Ce document court, mais dense, de Crowley R.A. (dans Annals of International Medicine, 2016), traite des effets du réchauffement climatique sur la santé des humains (et un peu moins de la santé environnementale). Si l’on ne fait rien, si l’on n’agit pas de manière volontaire pour lutter contre ses origines anthropiques, l’article rappelle quels seront les effets principaux sur la santé d’une augmentation de la température de la planète : effets thermiques (de manière évidente), respiratoires, liés à la nourriture, etc.

Ce qui est important dans ce « position paper », c’est que, comme chez Molière, tous n’en mourront pas, mais tous seront touchés, mais certains, comme dans la ferme des animaux d’Orwell, seront comme toujours, plus égaux que les autres.

Dans les recommandations, apparaissent :

  • le besoin de réduire les émissions de gaz à effet de serre ;
  • la nécessité de disposer d’une capacité médicale à aider les patients atteints par les effets du réchauffement climatique ;
  • l’aide/le conseil aux citoyens pour faire évoluer leurs pratiques de lutte contre le changement climatique tout en tentant d’améliorer leur santé (par exemple se déplacer à vélo) ;
  • l’éducation du corps médical aux effets du changement climatique sur la santé pour mieux les combattre ;
  • le soutien à la recherche.

Ces propositions de bon sens qui supposent d’anticiper les problèmes à venir dans un futur proche devraient être prises en considération par l’ensemble des États de la planète. En particulier, le transfert actuel de certains micro-organismes du Sud vers le Nord, fait que toute la planète est concernée, même si des évolutions technologiques pourront limiter, pour certains privilégiés, les effets attendus.

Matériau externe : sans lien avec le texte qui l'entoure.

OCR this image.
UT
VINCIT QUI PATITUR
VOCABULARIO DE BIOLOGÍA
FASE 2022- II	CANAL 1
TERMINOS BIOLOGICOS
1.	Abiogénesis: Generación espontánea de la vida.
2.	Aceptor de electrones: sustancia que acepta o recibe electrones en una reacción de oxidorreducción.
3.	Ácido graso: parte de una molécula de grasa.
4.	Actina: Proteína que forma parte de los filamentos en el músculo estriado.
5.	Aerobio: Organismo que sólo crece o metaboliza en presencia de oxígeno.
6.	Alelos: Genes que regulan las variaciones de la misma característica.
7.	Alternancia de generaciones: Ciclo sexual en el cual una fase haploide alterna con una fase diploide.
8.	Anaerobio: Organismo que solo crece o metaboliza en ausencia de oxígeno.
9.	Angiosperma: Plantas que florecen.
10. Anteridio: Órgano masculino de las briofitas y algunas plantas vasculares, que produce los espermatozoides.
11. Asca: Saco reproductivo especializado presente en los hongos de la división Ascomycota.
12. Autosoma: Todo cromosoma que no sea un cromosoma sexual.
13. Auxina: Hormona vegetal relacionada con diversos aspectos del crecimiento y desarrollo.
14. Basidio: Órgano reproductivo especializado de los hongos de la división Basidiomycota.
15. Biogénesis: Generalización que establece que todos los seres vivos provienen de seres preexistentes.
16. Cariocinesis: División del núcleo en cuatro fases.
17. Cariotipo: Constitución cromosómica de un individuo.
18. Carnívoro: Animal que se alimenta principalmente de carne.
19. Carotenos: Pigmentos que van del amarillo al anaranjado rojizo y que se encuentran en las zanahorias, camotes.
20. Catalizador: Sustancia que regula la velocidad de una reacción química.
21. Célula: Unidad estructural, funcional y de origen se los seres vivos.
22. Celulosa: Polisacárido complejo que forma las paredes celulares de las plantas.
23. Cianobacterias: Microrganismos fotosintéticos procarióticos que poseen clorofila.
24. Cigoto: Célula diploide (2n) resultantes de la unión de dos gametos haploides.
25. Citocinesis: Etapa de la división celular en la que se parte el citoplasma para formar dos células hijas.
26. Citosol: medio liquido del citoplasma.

Ces recommandations pourraient avantageusement être approfondies et promues en dehors du cadre de l’article pour qu’elles soient acceptées dans un cadre international comme l’Organisation mondiale de la santé (OMS).

Jean-Claude André

 

[1] Environ Risque Sante. 2015;14:466-468.

 

Publication analysée :

Crowley R, for the Health and Public Comittee of the American College of Physicians.Climate change and health: a position paper of the American College of Physicians. Ann Intern Med 2016; 164: 608-10.

American College of Physicians, Washington, États-Unis.